SMQ: The value of NOT having one definitive national champion
By Zach Bigalke
With the crowning of the HBCU national champion and the FCS semifinals this weekend, let’s look at the value of NOT having just one national championship.
This time of year invariably brings up a lot of discussion about playoff systems and championships and who is “the” champion. Often this topic hinges on the top division of the sport, as the FBS has been grappling with the dilemma of how to crown the king of the year.
From the Bowl Coalition to the Bowl Alliance to the BCS to the College Football Playoff, every successive effort has been an attempt to refine the system so that there is no doubt about the legitimacy of each season’s champion within that system.
The problem with each has always been that, within a variegated system that lacks a single sanctioned champion, there is no way to completely eliminate doubt. The split national championships that preceded the Bowl Coalition and persisted on through the Bowl Alliance did not go away once the Big Ten and Pac-10 were brought into the fold.
There was the case of undefeated USC in 2003, and Auburn in 2004, and most recently UCF in 2017. In a system where power is at once concentrated among a small cabal of teams and simultaneously decentralized, there is no way to reward every exemplary team in a given season.
The futility of a system like the College Football Playoff is laid bare when one takes that reality into account. What the bowl system has always recognized is that it would be folly to provide only one pathway to a reward for a well-played season. They also provide the opportunity to shift the script and get a last-minute change of heart, as the generous range of publications and rating systems accepted by the NCAA as legitimate allow a range of seasons to claim national championships.
Even at the lower subdivision, there is no single answer.
And frankly, we should embrace that diversity of opinion. Claiming to have the answers in a system with so many variables is folly. We see this at the FCS level as well, where three conferences have opted out of the FCS playoff and forged their own path.
The Celebration Bowl features a duel between the champions of the MEAC and the SWAC, two conferences comprised of historical black colleges and universities. Prior to 2015, both conferences received an automatic bid into the NCAA Division I football tournament. Once the opportunity to form an HBCU national championship was on the table, the appeal of a longshot run at one national championship became less appealing than the sure opportunity for a different type of national title.
That appeal went beyond the $1 million allocated to each conference on an annual basis for participating in the only FCS bowl game on the postseason calendar. While the league still makes its other teams available for at-large selection into the FCS playoffs, the champions are off-limits as they prepare for a head-to-head showdown for a different prize with precedents in previous attempts to create an HBCU national championship.
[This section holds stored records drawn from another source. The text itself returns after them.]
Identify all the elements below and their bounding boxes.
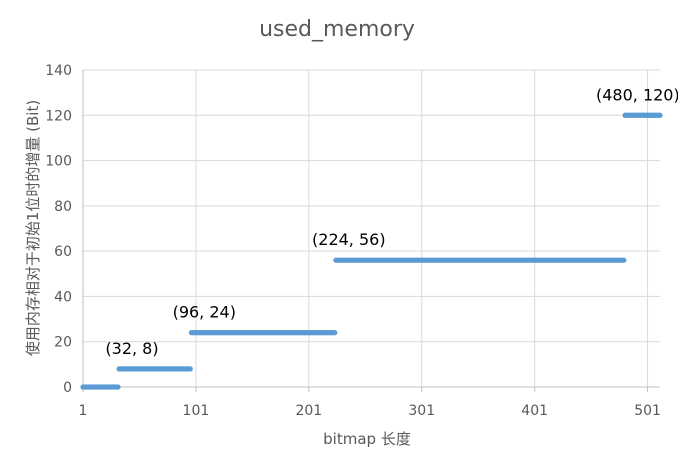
data-point: [621, 257, 627, 263]
y-tick-label: 140: [45, 63, 72, 79]
x-tick-label: 501: [634, 403, 661, 419]
data-point: [115, 384, 121, 390]
data-point: [332, 330, 338, 336]
data-series: [80, 112, 663, 390]
data-point: [187, 366, 193, 372]
data-label: (480, 120): [596, 85, 678, 104]
y-tick-label: 40: [54, 289, 72, 305]
axes: 0 20 40 60 80 100 120 140 1 101 201 301 401 501: [45, 63, 661, 419]
x-tick-label: 401: [521, 403, 548, 419]
data-label: (96, 24): [173, 303, 236, 322]
chart-title: used_memory: [259, 17, 415, 42]
x-tick-label: 201: [295, 403, 322, 419]
y-tick-label: 120: [45, 108, 72, 124]
data-label: (32, 8): [105, 339, 158, 358]
data-label: (224, 56): [312, 230, 386, 249]
x-tick-label: 301: [408, 403, 435, 419]
y-tick-label: 100: [45, 154, 72, 170]
y-tick-label: 20: [54, 335, 72, 351]
x-axis-title: bitmap 长度: [323, 430, 411, 448]
grid: [83, 69, 660, 387]
x-tick-label: 1: [79, 403, 88, 419]
x-tick-label: 101: [183, 403, 210, 419]
data-point: [657, 112, 663, 118]
y-axis-title: 使用内存相对于初始1位时的增量 (Bit): [24, 100, 42, 356]
y-tick-label: 0: [63, 380, 72, 396]
y-tick-label: 60: [54, 244, 72, 260]
data-labels: (32, 8) (96, 24) (224, 56) (480, 120): [105, 85, 678, 358]
y-tick-label: 80: [54, 199, 72, 215]
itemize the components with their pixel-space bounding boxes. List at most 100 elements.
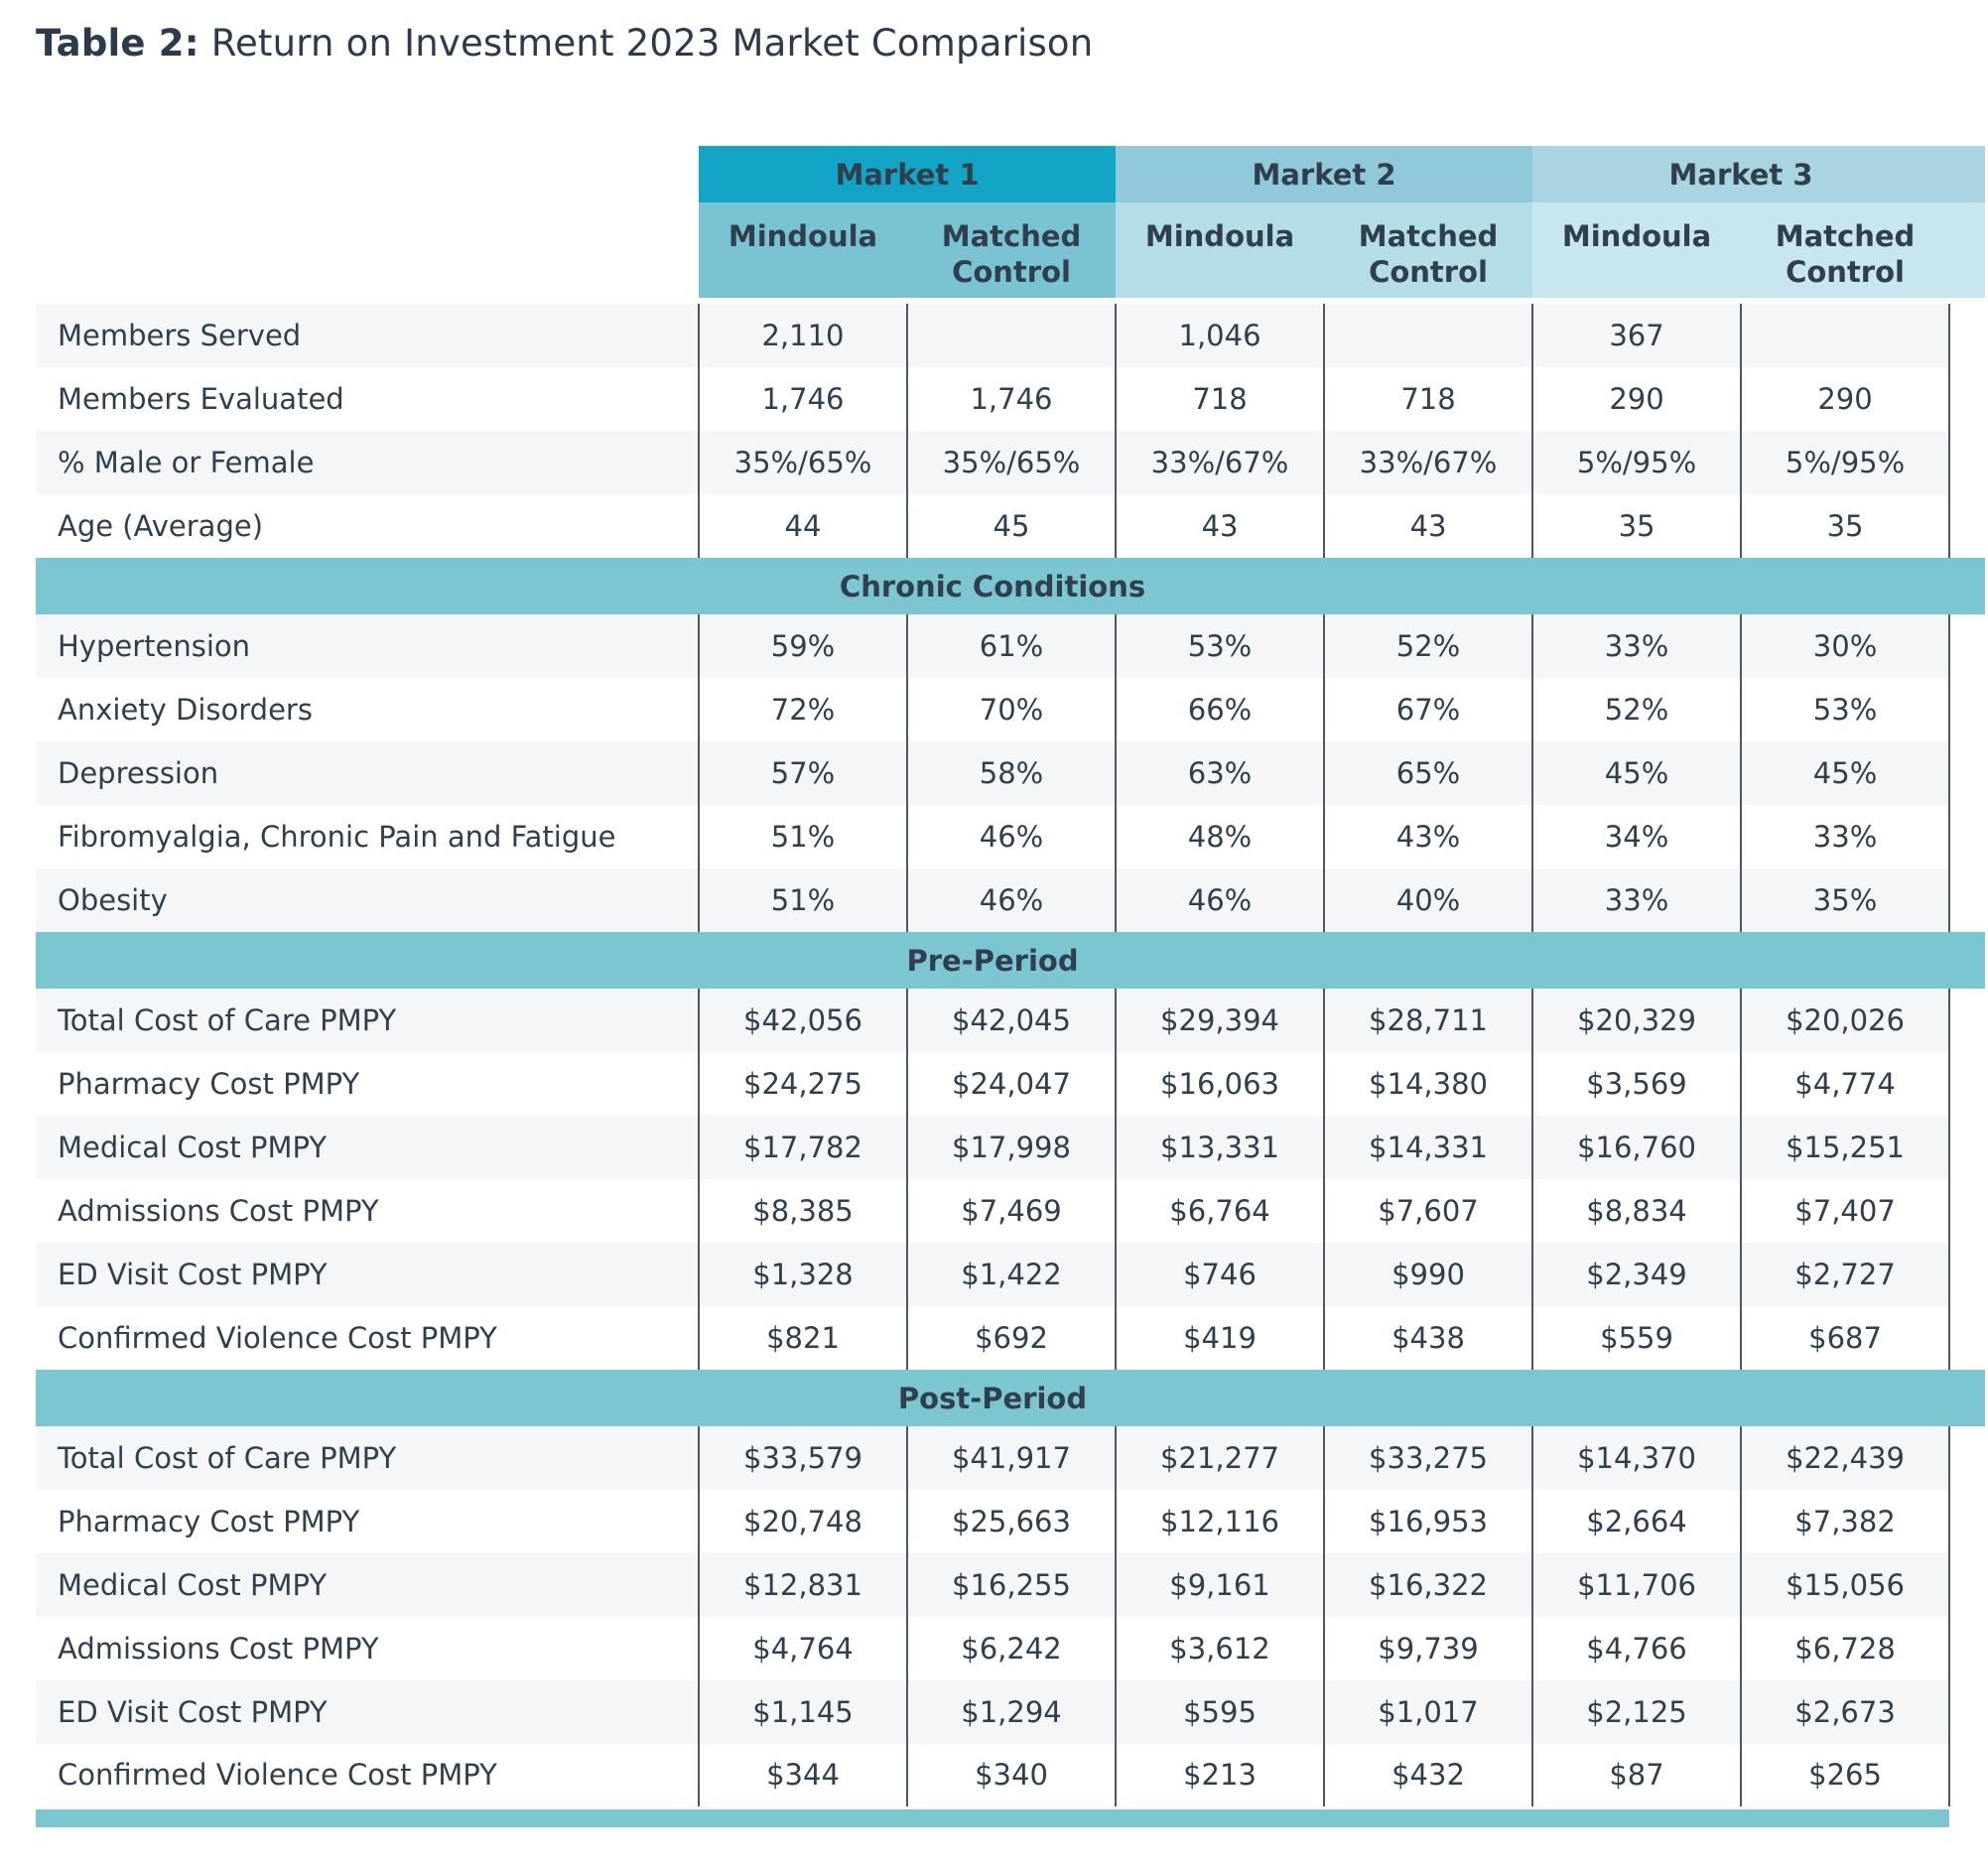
cell-value: $1,145 xyxy=(698,1680,907,1744)
cell-value xyxy=(905,304,1117,367)
cell-value: $21,277 xyxy=(1115,1426,1325,1490)
row-label: Total Cost of Care PMPY xyxy=(36,1426,699,1490)
cell-value: $687 xyxy=(1740,1306,1950,1370)
cell-value: $42,045 xyxy=(905,989,1117,1052)
cell-value: 45% xyxy=(1740,741,1950,805)
cell-value: $3,612 xyxy=(1115,1617,1325,1680)
cell-value: 33% xyxy=(1531,868,1742,932)
cell-value: $344 xyxy=(698,1744,907,1807)
cell-value: 66% xyxy=(1115,678,1325,741)
cell-value: $4,774 xyxy=(1740,1052,1950,1116)
row-label: Total Cost of Care PMPY xyxy=(36,989,699,1052)
cell-value: $25,663 xyxy=(905,1490,1117,1553)
cell-value: $8,385 xyxy=(698,1179,907,1243)
cell-value: 1,046 xyxy=(1115,304,1325,367)
cell-value: $6,728 xyxy=(1740,1617,1950,1680)
cell-value xyxy=(1740,304,1950,367)
cell-value: 290 xyxy=(1740,367,1950,431)
cell-value: 46% xyxy=(905,805,1117,868)
cell-value: $16,063 xyxy=(1115,1052,1325,1116)
row-label: Depression xyxy=(36,741,699,805)
row-label: Confirmed Violence Cost PMPY xyxy=(58,1758,497,1793)
cell-value: $14,331 xyxy=(1323,1116,1533,1179)
cell-value: $28,711 xyxy=(1323,989,1533,1052)
cell-value: $16,255 xyxy=(905,1553,1117,1617)
cell-value: $2,673 xyxy=(1740,1680,1950,1744)
cell-value: $692 xyxy=(905,1306,1117,1370)
table-row: Members Evaluated 1,746 1,746 718 718 290 290 xyxy=(36,367,1986,431)
cell-value: $16,322 xyxy=(1323,1553,1533,1617)
table-row: Depression 57% 58% 63% 65% 45% 45% xyxy=(36,741,1986,805)
row-spacer xyxy=(1948,1052,1986,1116)
row-label: Medical Cost PMPY xyxy=(36,1553,699,1617)
row-spacer xyxy=(1948,367,1986,431)
row-spacer xyxy=(1948,1116,1986,1179)
cell-value: $15,251 xyxy=(1740,1116,1950,1179)
cell-value: 35 xyxy=(1531,494,1742,558)
table-row: ED Visit Cost PMPY $1,145 $1,294 $595 $1,017… xyxy=(36,1680,1986,1744)
row-label: % Male or Female xyxy=(36,431,699,494)
row-spacer xyxy=(1948,1426,1986,1490)
cell-value: 35%/65% xyxy=(905,431,1117,494)
table-row: Pharmacy Cost PMPY $20,748 $25,663 $12,116 $… xyxy=(36,1490,1986,1553)
cell-value: 35 xyxy=(1740,494,1950,558)
cell-value: $265 xyxy=(1740,1744,1950,1807)
section-post-period: Post-Period Total Cost of Care PMPY $33,57… xyxy=(36,1370,1986,1807)
row-label: Confirmed Violence Cost PMPY xyxy=(58,1321,497,1355)
row-spacer xyxy=(1948,1680,1986,1744)
cell-value: $1,422 xyxy=(905,1243,1117,1306)
roi-comparison-table: Market 1 Market 2 Market 3 Mindoula Matc… xyxy=(36,146,1986,1827)
section-band-row: Post-Period xyxy=(36,1370,1986,1426)
bottom-accent-row xyxy=(36,1805,1986,1827)
cell-value: 33%/67% xyxy=(1115,431,1325,494)
row-label: Members Served xyxy=(36,304,699,367)
row-spacer xyxy=(1948,868,1986,932)
table-row: Admissions Cost PMPY $4,764 $6,242 $3,612 $9… xyxy=(36,1617,1986,1680)
cell-value: $340 xyxy=(905,1744,1117,1807)
table-title-text: Return on Investment 2023 Market Compari… xyxy=(199,22,1094,65)
cell-value: 5%/95% xyxy=(1740,431,1950,494)
col-header-m2-mindoula: Mindoula xyxy=(1116,202,1325,298)
cell-value: 43% xyxy=(1323,805,1533,868)
table-row: Confirmed Violence Cost PMPY $344 $340 $213… xyxy=(36,1744,1986,1807)
table-row: % Male or Female 35%/65% 35%/65% 33%/67% 33%… xyxy=(36,431,1986,494)
cell-value: 34% xyxy=(1531,805,1742,868)
cell-value: 33%/67% xyxy=(1323,431,1533,494)
col-header-m2-matched-control: Matched Control xyxy=(1324,202,1533,298)
cell-value: 2,110 xyxy=(698,304,907,367)
cell-value: $11,706 xyxy=(1531,1553,1742,1617)
col-header-m3-matched-control: Matched Control xyxy=(1741,202,1950,298)
cell-value: $1,294 xyxy=(905,1680,1117,1744)
cell-value: $29,394 xyxy=(1115,989,1325,1052)
cell-value: $8,834 xyxy=(1531,1179,1742,1243)
cell-value: 59% xyxy=(698,614,907,678)
cell-value: $990 xyxy=(1323,1243,1533,1306)
row-label: ED Visit Cost PMPY xyxy=(36,1680,699,1744)
cell-value: $33,579 xyxy=(698,1426,907,1490)
cell-value: $41,917 xyxy=(905,1426,1117,1490)
cell-value: 70% xyxy=(905,678,1117,741)
cell-value: 30% xyxy=(1740,614,1950,678)
cell-value: $438 xyxy=(1323,1306,1533,1370)
row-label: Medical Cost PMPY xyxy=(36,1116,699,1179)
cell-value: 35%/65% xyxy=(698,431,907,494)
table-row: Confirmed Violence Cost PMPY $821 $692 $419… xyxy=(36,1306,1986,1370)
section-band-label: Post-Period xyxy=(36,1370,1986,1426)
col-header-m1-matched-control: Matched Control xyxy=(907,202,1117,298)
subcolumn-header-row: Mindoula Matched Control Mindoula Matche… xyxy=(36,202,1986,298)
cell-value: 1,746 xyxy=(698,367,907,431)
cell-value: 58% xyxy=(905,741,1117,805)
cell-value: $3,569 xyxy=(1531,1052,1742,1116)
cell-value: $821 xyxy=(698,1306,907,1370)
section-demographics: Members Served 2,110 1,046 367 Members Evalu… xyxy=(36,304,1986,558)
cell-value: $9,161 xyxy=(1115,1553,1325,1617)
table-row: Anxiety Disorders 72% 70% 66% 67% 52% 53% xyxy=(36,678,1986,741)
row-spacer xyxy=(1948,1744,1986,1807)
cell-value: $15,056 xyxy=(1740,1553,1950,1617)
market-3-header: Market 3 xyxy=(1532,146,1950,202)
bottom-bar-spacer xyxy=(1949,1805,1986,1827)
cell-value: $24,047 xyxy=(905,1052,1117,1116)
cell-value: 367 xyxy=(1531,304,1742,367)
row-spacer xyxy=(1948,989,1986,1052)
Choosing the Celebration Bowl over the FCS playoffs allows the SWAC and the MEAC to control their own historical narrative. Instead of leaving the storyline at the whim of other leagues or an institution like the NCAA, the two HBCU conferences have the opportunity to forge their own history.
Similarly, sometimes the desire to manufacture a single champion becomes less appealing than maintaining that control. Though the Ivy League elected to move down to the lower subdivision when Division I split in the late 1970s, they did so with the understanding that their eight-team league would opt out of the national tournament in football.
In this way, they get to control a narrative of being above the fray and upholding a bygone ethos of what should be valued in intercollegiate sport. It is a fictive ethos, especially considering the sometimes sordid history of football at schools like Yale and Harvard long before the Ivy League was officially codified as a conference.
What does this mean for the FBS and the future of a playoff?
Even if the College Football Playoff does expand, it would be foolish to consider that tournament as the sole determinant of national championships. Especially if there is no pathway for every FBS conference to enter (or choose to not enter) the I-A tournament, there is no way to definitively say that the winner of the bracket is the undisputed champion.
That certainly is no justification to maintain the status quo and never consider growing from four teams. But, like HBCU conferences and the Ivy League discovered for themselves, there isn’t necessarily inherent value in going with the herd.
Keeping open the right for individual leagues to choose a range of options that work best for their member schools will always be the most reasonable choice for dealing with participants in intercollegiate football competition whose interests don’t always align.
For a range of different reasons both contemporary and historical, there has never been and will never be a one-size-fits-all solution for determining what works best for a conference no matter which level they inhabit.